Four years later, in 2002, I noticed what looked like rose leaves in the drip line where I had dropped some 300 seeds and wondered, but I cautioned myself with memories of other briars that had looked like roses only to become unwelcome pests. Leaves continued to appear each year, teasing me with possibilities, and then colonized last year among the raspberry canes.

Then on June 10 a single pink flower appeared, and I knew I had grown a carolina rose from seed. That doesn’t sound like much if you live where pasture roses sucker into great thickets, but here the "dry prairie" of a Wisconsin seed company is only a wet dream. Even if all I ever get are leaves, I now know at least once a decade, when the fall is both cool and dry, I’m going to have the most spectacular red leaves in the valley.

Notes:Joly, Simon, Julian R. Starr, Walter H. Lewis and Anne Bruneau. "Polyploid and Hybrid Evolution in Roses East of the Rocky Mountains," American Journal of Botany 93:412-425:2006.
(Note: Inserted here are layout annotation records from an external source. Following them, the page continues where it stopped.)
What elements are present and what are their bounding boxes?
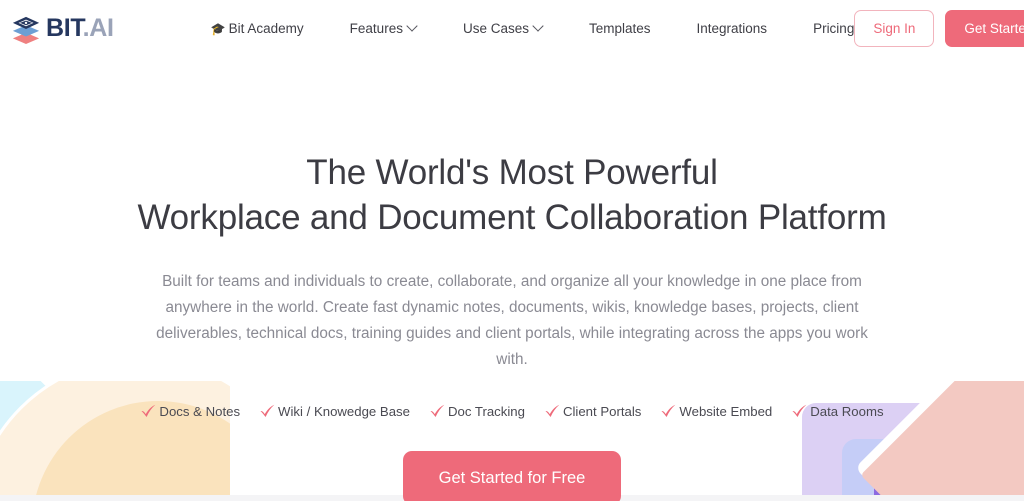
nav-item-label: Pricing xyxy=(813,21,855,36)
landing-page: BIT.AI 🎓 Bit Academy Features Use Cases … xyxy=(0,0,1024,501)
feature-item-doc-tracking: Doc Tracking xyxy=(429,404,525,419)
hero-subtitle: Built for teams and individuals to creat… xyxy=(156,273,868,368)
check-icon xyxy=(430,404,445,417)
feature-label: Doc Tracking xyxy=(448,404,525,419)
feature-item-website-embed: Website Embed xyxy=(660,404,772,419)
feature-item-client-portals: Client Portals xyxy=(544,404,641,419)
nav-item-templates[interactable]: Templates xyxy=(589,15,651,42)
chevron-down-icon xyxy=(408,22,417,31)
feature-label: Wiki / Knowedge Base xyxy=(278,404,410,419)
header-actions: Sign In Get Started for Free xyxy=(854,10,1024,47)
nav-item-bit-academy[interactable]: 🎓 Bit Academy xyxy=(211,15,304,42)
feature-label: Data Rooms xyxy=(810,404,884,419)
nav-item-integrations[interactable]: Integrations xyxy=(697,15,768,42)
check-icon xyxy=(260,404,275,417)
graduation-cap-icon: 🎓 xyxy=(210,21,226,36)
chevron-down-icon xyxy=(534,22,543,31)
hero-get-started-button[interactable]: Get Started for Free xyxy=(402,451,622,501)
nav-item-features[interactable]: Features xyxy=(350,15,417,42)
brand-logo-link[interactable]: BIT.AI xyxy=(11,14,114,44)
nav-item-pricing[interactable]: Pricing xyxy=(813,15,854,42)
site-header: BIT.AI 🎓 Bit Academy Features Use Cases … xyxy=(0,0,1024,57)
feature-item-docs-notes: Docs & Notes xyxy=(140,404,240,419)
check-icon xyxy=(792,404,807,417)
nav-item-label: Templates xyxy=(588,21,651,36)
main-navigation: 🎓 Bit Academy Features Use Cases Templat… xyxy=(211,15,855,42)
brand-wordmark: BIT.AI xyxy=(46,16,114,41)
page-title-line-2: Workplace and Document Collaboration Pla… xyxy=(137,198,887,237)
feature-item-data-rooms: Data Rooms xyxy=(791,404,884,419)
feature-label: Docs & Notes xyxy=(159,404,241,419)
hero-section: The World's Most Powerful Workplace and … xyxy=(0,57,1024,501)
feature-label: Client Portals xyxy=(562,404,642,419)
nav-item-label: Integrations xyxy=(696,21,768,36)
check-icon xyxy=(141,404,156,417)
page-title: The World's Most Powerful Workplace and … xyxy=(0,150,1024,240)
check-icon xyxy=(661,404,676,417)
check-icon xyxy=(545,404,560,417)
hero-cta-wrapper: Get Started for Free xyxy=(0,451,1024,501)
brand-text-bit: BIT xyxy=(46,14,83,42)
nav-item-label: Use Cases xyxy=(462,21,529,36)
feature-label: Website Embed xyxy=(679,404,773,419)
page-title-line-1: The World's Most Powerful xyxy=(306,153,718,192)
header-get-started-button[interactable]: Get Started for Free xyxy=(945,10,1024,47)
feature-highlights-list: Docs & Notes Wiki / Knowedge Base Doc Tr… xyxy=(0,404,1024,419)
brand-text-ai: AI xyxy=(89,14,114,42)
stacked-layers-icon xyxy=(12,16,40,44)
nav-item-label: Bit Academy xyxy=(228,21,304,36)
nav-item-label: Features xyxy=(349,21,403,36)
nav-item-use-cases[interactable]: Use Cases xyxy=(463,15,543,42)
sign-in-button[interactable]: Sign In xyxy=(854,10,935,47)
feature-item-wiki-knowledge-base: Wiki / Knowedge Base xyxy=(259,404,410,419)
Mikanagi, Yuki, Masato Yokoi, Norio Saito and Yoshihiro Ueda. "Flower Flavonol and Anthocyanin Distribution in Subgenus Rosa," Biochemical Systematics and Ecology 23:183-200:1995.

Prairie Nursery. Wildflowers and Native Grasses, 1996 catalog.

Wissemann, Vilker and Christiane M. Ritz. "The Genus Rosa (Rosoideae, Rosaceae) Revisited: Molecular Analysis of nrITS-1 and atpB-rbcL Intergenic Spacer (IGS) versus Conventional Taxonomy," Linnean Society Botanical Journal 147:275 - 290:2005.

Photograph: Pasture rose, 9 November 2008, with darker raspberry leaves at bottom left and native grasses in rear.